For what it's worth, we have private health insurance coverage that we started when the kids came along. The policy has a very very high excess and so it is very cheap - it's basically catastrophic coverage. I see zero point in insuring against things you can cover within your credit card limit. But the policy had and has less coverage of unfunded drugs than I might have hoped for - and especially for a catastrophic-care kind of policy. And I've not seen policy options since that had more extensive coverage. 

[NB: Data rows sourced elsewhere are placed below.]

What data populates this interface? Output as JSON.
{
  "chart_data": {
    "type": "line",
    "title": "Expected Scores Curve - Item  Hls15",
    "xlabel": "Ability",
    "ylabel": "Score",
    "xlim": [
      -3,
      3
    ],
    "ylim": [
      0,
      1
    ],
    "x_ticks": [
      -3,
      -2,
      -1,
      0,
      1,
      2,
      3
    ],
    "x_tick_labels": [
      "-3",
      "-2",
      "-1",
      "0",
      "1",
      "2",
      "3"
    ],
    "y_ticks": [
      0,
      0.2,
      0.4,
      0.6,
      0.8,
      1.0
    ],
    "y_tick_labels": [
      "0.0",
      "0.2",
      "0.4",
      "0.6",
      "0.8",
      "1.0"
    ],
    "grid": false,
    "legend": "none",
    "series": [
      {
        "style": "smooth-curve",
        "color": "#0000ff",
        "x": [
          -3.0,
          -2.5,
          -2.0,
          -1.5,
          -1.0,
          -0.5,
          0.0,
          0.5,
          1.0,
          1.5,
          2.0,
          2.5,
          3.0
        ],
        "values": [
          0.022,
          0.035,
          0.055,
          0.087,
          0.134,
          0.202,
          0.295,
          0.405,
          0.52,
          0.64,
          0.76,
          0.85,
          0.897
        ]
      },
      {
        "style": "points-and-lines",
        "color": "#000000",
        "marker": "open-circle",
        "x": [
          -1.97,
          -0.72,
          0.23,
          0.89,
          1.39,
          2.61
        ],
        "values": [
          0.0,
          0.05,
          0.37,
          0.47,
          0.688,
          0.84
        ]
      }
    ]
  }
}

* I think I learned about the chicken pox vaccine because of an ad. It might have been from friends in the States who'd gotten the vaccine for their kids though. Either way, it sure wasn't from our GP. She was a very nice GP, but I was colossally disappointed on this margin. We rocked up and asked about the chicken pox vaccine (as soon as we heard about it) and whether it was yet available in NZ. She said that it surely was, "but you know you'd have to pay for it out of pocket". I was utterly aghast. A week out of work for a kid with the chicken pox is way more expensive than the vaccine, even leaving aside the potential for later-life shingles and pain and suffering for the kid. Of course we'd have wanted to have paid for it had we only known about it! I guess she'd had too many patients just uninterested in things they had to pay for. But we immediately asked what other vaccines she hadn't bothered telling us about. She noted one that prevented some kind of gastro disorder, so we got that vaccine too. They both wound up being funded a few years later. I would have been furious if the kids had wound up with preventable chicken pox just because the GP didn't think it worth bothering to mention the existence of things that you had to pay for. The chicken pox vaccine is cheap and you definitely want it for your kids regardless of whether the government pays for it. Other conditions - the relevant drugs will only be needed if you get the condition, and it could well be worth getting insurance that covers the drugs relevant to the condition, but you need to find out about their existence somehow, so you know to make sure your insurance covers it (or to know that your insurance should cover a broad range of unsubsidised medicines). 

Anyway, all of that is to say that you just can't trust your GP to come out and tell you things that you should know about but advertising might help fill the gaps.